Dalkavukluk ve yağcılık

Trump'ın yaklaşımı meyvesini verdi. Sadece dört ay önce Birleşik Krallık savunma ve güvenlik harcamalarını gayri safi yurt içi hasılasının (GSYH) yüzde 2,3'ünden yüzde 2,5'ine çıkaracağını açıkladı. Geçen ay NATO zirvesinde bu rakam yüzde 5'e yükseldi ve diğer tüm NATO üyelerinin yakında ulaşacağı büyük bir artış oldu.

University College London'da siyaset bilimi profesörü olan Julie Norman şöyle diyor: “Gün be gün ne olacağını bilmek çok zor. Trump'ın yaklaşımı her zaman bu olmuştur. Trump değişken mizacını transatlantik savunma ilişkilerini değiştirmek için başarıyla kullandı. NATO Genel Sekreteri Mark Rutte'nin geçen ay Lahey'deki NATO zirvesinde Trump'a hitaben söylediği gibi (On yıllardır hiçbir başkanın başaramadığı bir şeyi başaracaksınız) bazı Avrupalı liderler Trump'ın desteğini sürdürmek için ona dalkavukluk ve yağcılık yapıyor.”

Düşmanların dokunulmazlığı

‘Deli adam teorisi’ müttefikler üzerinde işe yarayabilirken, düşmanlar üzerinde işe yaramıyor gibi görünüyor. Rusya Devlet Başkanı Vladimir Putin, Trump'ın yaklaşımından etkilenmemeye devam ediyor. Perşembe günü yaptıkları telefon görüşmesinin ardından Trump, Putin'in Ukrayna'ya karşı savaşı sona erdirme konusundaki isteksizliğinden duyduğu ‘hayal kırıklığını’ dile getirdi.

BBC'ye göre Trump, İran'da tabanına ABD'nin Ortadoğu'daki ‘sürekli savaşlara’ müdahil olmasına son vereceği sözünü verdi. Ancak ikinci döneminin şu ana kadarki ‘en öngörülemez’ tercihiyle İran'ın nükleer tesislerini vurdu. Asıl soru şu: Bu karar istenilen sonuca ulaşacak mı?

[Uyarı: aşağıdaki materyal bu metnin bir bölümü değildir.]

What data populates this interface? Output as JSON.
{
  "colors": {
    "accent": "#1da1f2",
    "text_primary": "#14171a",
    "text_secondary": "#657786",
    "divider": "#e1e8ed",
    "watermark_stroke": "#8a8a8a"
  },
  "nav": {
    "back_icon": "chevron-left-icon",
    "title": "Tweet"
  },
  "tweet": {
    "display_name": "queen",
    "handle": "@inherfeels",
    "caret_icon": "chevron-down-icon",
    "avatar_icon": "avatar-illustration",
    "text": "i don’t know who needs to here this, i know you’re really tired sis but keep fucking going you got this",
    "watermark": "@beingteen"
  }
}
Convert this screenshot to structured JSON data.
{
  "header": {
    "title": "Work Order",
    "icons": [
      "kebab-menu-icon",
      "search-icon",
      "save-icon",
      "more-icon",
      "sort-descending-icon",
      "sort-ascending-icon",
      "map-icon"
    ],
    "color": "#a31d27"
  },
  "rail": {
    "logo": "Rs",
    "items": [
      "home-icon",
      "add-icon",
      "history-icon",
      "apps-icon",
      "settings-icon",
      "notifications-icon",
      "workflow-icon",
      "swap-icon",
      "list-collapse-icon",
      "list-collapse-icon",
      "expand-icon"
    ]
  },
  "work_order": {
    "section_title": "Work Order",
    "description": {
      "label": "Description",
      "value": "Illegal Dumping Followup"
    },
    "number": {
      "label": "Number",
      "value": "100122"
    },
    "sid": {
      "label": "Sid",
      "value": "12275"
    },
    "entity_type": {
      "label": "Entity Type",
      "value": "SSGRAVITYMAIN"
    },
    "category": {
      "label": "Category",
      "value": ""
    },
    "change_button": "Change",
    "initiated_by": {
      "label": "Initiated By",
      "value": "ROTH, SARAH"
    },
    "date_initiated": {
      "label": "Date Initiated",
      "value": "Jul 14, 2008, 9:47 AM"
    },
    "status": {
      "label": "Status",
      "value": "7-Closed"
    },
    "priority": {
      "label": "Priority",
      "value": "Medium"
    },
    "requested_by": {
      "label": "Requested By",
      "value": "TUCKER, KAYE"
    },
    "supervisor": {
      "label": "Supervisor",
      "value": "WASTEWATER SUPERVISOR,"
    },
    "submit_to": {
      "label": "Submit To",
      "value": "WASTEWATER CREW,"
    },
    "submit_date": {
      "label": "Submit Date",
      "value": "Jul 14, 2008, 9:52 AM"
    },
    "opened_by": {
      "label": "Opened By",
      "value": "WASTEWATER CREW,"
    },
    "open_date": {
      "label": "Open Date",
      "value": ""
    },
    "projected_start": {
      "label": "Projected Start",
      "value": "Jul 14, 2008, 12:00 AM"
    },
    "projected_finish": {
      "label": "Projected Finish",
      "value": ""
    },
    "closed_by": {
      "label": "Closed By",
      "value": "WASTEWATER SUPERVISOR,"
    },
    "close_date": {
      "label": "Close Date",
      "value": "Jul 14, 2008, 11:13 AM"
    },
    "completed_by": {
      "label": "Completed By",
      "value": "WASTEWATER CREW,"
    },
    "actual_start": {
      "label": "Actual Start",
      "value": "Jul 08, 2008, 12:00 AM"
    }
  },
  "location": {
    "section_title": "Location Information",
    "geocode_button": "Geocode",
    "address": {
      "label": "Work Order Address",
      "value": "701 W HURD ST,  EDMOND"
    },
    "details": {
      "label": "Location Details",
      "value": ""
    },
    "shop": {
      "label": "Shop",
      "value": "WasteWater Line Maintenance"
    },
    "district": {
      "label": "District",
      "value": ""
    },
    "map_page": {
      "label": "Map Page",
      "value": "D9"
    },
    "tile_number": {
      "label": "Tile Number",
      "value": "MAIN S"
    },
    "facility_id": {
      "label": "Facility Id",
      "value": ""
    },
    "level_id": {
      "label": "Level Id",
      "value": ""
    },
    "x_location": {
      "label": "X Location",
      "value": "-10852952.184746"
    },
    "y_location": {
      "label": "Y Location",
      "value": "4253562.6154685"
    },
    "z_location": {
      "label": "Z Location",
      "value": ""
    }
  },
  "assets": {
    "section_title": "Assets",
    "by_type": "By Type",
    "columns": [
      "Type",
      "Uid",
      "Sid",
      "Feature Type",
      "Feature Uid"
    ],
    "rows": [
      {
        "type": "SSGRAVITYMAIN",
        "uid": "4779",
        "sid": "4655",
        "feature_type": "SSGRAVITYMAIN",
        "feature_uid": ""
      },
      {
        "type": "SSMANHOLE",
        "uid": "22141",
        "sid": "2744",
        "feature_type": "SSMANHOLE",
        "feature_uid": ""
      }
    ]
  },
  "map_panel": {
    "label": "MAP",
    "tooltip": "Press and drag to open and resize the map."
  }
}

Birleşik Krallık eski Dışişleri Bakanı William Hague, bu kararın tamamen ters etki yaratacağına ve İran'ın nükleer silah edinme olasılığını arttıracağına inanıyor. Notre Dame Üniversitesi'nde uluslararası ilişkiler profesörü olan Michael Desch de bu görüşe katılıyor. “Bence artık İran'ın nükleer silah peşinde koşma kararı alması çok muhtemel” diyen Desch'e göre Trump'ın yaklaşımı şu ana kadar düşmanlar nezdinde ters tepti.